Reframing the Organic Aerosol Debate by Reconciling Functional Group Composition in Chamber and Atmospheric Particles

LYNN RUSSELL (1), Ranjit Bahadur (1), Paul Ziemann (2)

(1) Scripps Institution of Oceanography, University of California, San Diego, (2) University of California, Riverside

     Abstract Number: 603
     Last modified: May 14, 2010

Abstract
Measurements of submicron particles by Fourier Transform Infrared (FTIR) spectroscopy in more than a dozen campaigns in North America, Asia, South America, and Europe were used to identify characteristic organic functional group compositions of fuel combustion, terrestrial plant, and ocean bubble bursting sources, each of which often accounts for more than a third of organic mass (OM).
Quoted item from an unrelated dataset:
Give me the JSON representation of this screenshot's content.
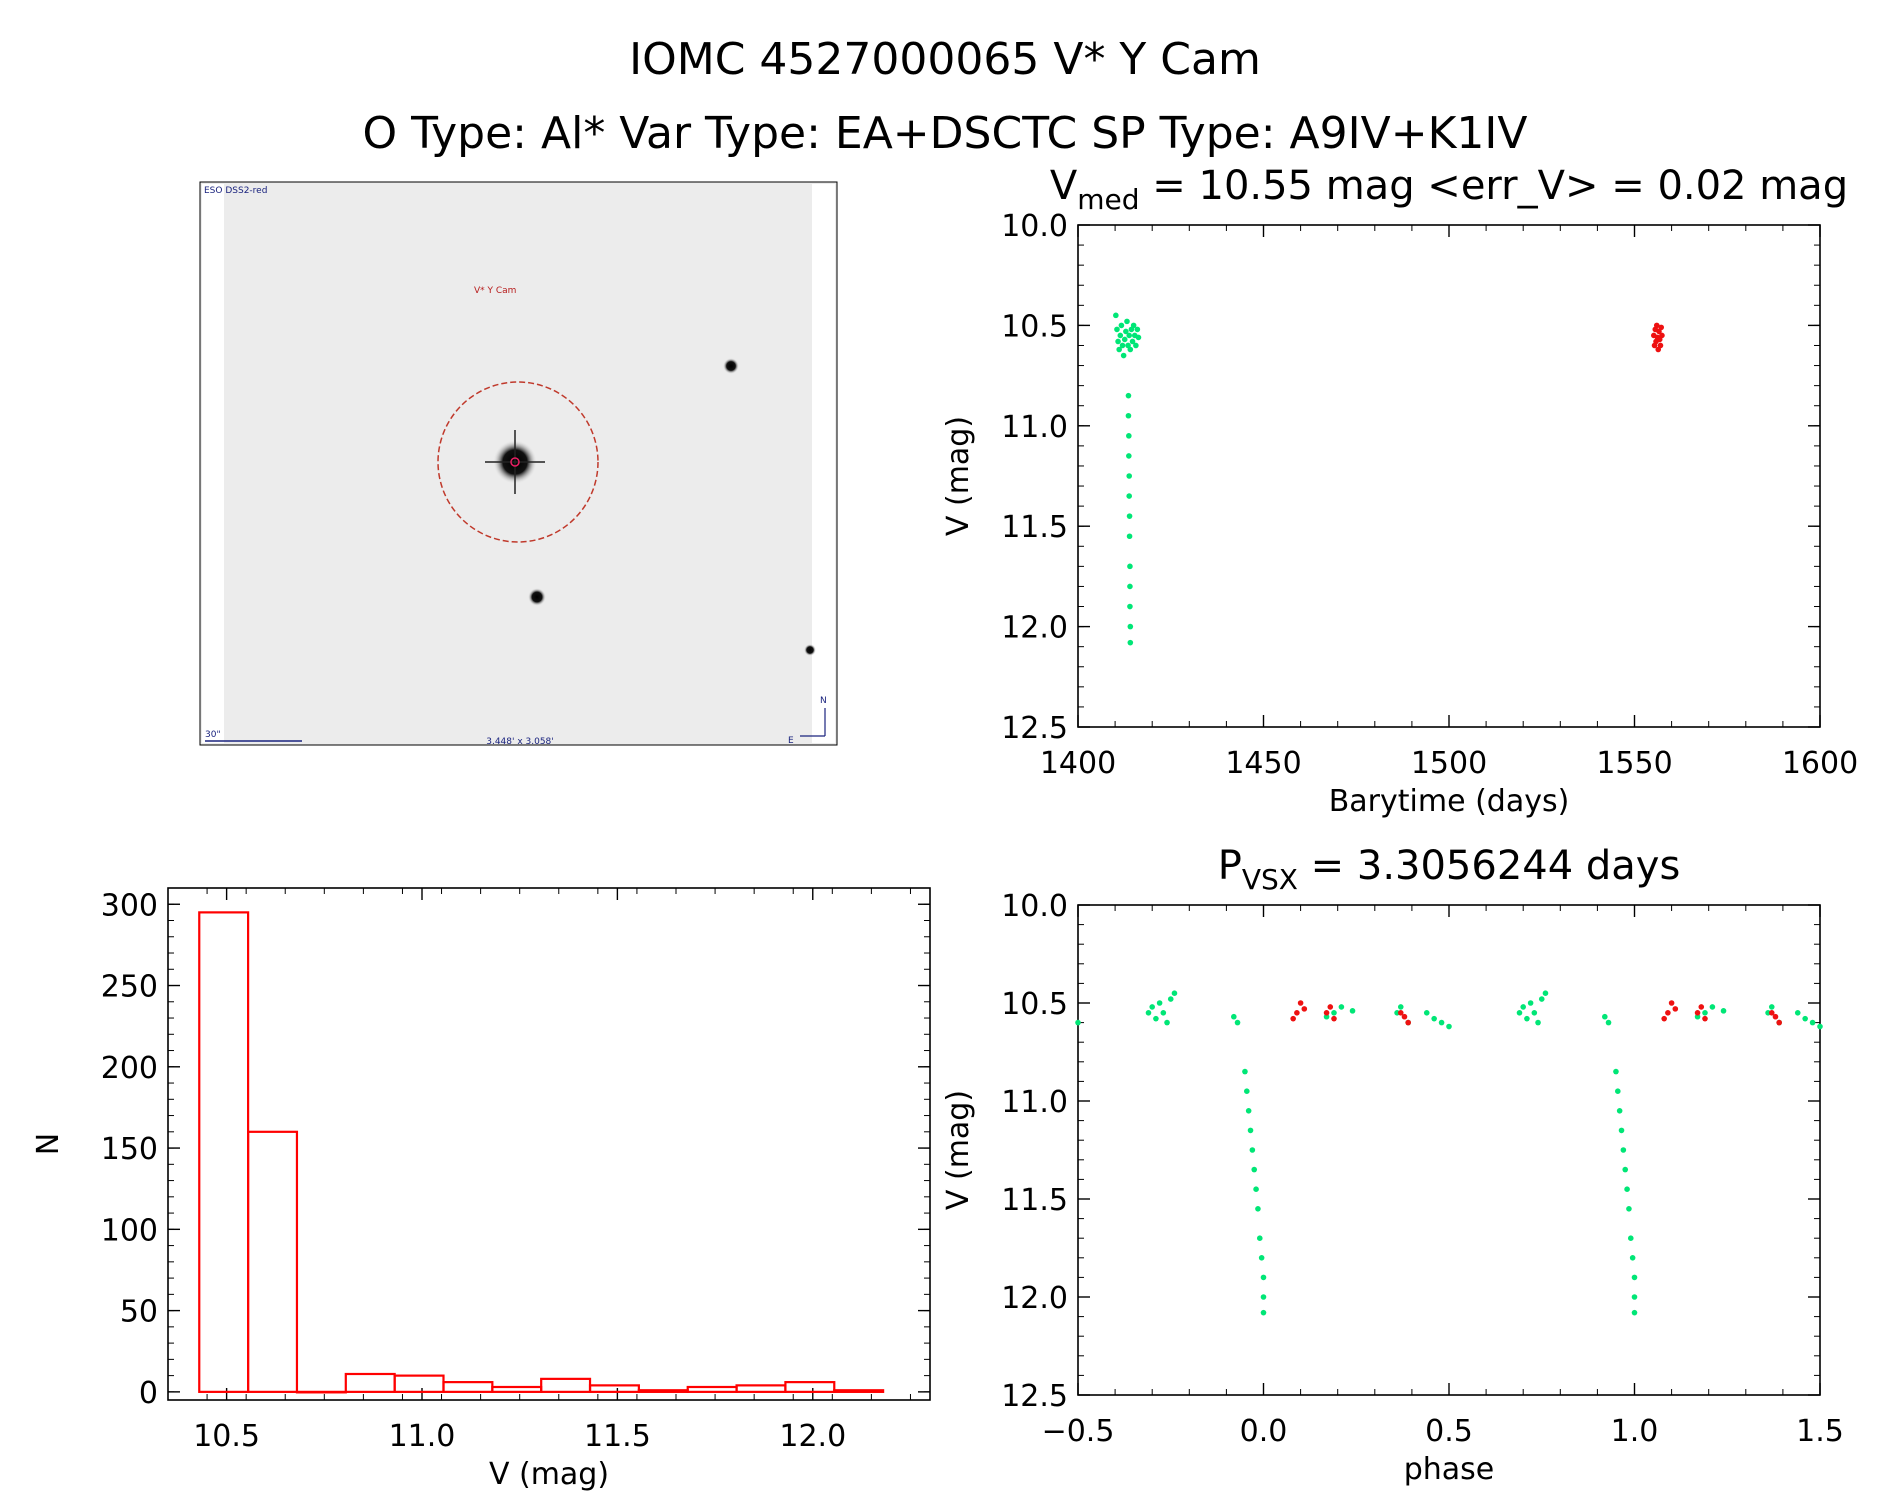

Organosulfate and organonitrate groups contribute small fractions of OM, but the majority of the OM consists of alkane, carboxylic acid, organic hydroxyl, and non-acidic carbonyl groups. The combustion and plant-derived organic functional groups are similar to the secondary products identified in chamber studies. The near-absence of carbonyl groups in the observed combustion SOA is explained by alkane rather than aromatic precursors, and the frequent absence of organonitrate groups is attributed to their hydrolysis in humid ambient conditions. The remote forest observations have ratios of carboxylic acid, organic hydroxyl, and non-acidic carbonyl groups similar to those observed for isoprene and monoterpene chamber studies, but in combustion-influenced biogenic particles the formation of oligomeric esters replaces the acid and hydroxyl groups and leaves only non-acidic carbonyl groups. The non-acidic carbonyl groups in plant SOA provides striking evidence for the mechanism of esterification in oligomerization reactions in the atmosphere. Forest fires include biogenic emissions that produce SOA with organic components similar to isoprene and monoterpene chamber studies, also resulting in non-acidic carbonyl groups in SOA.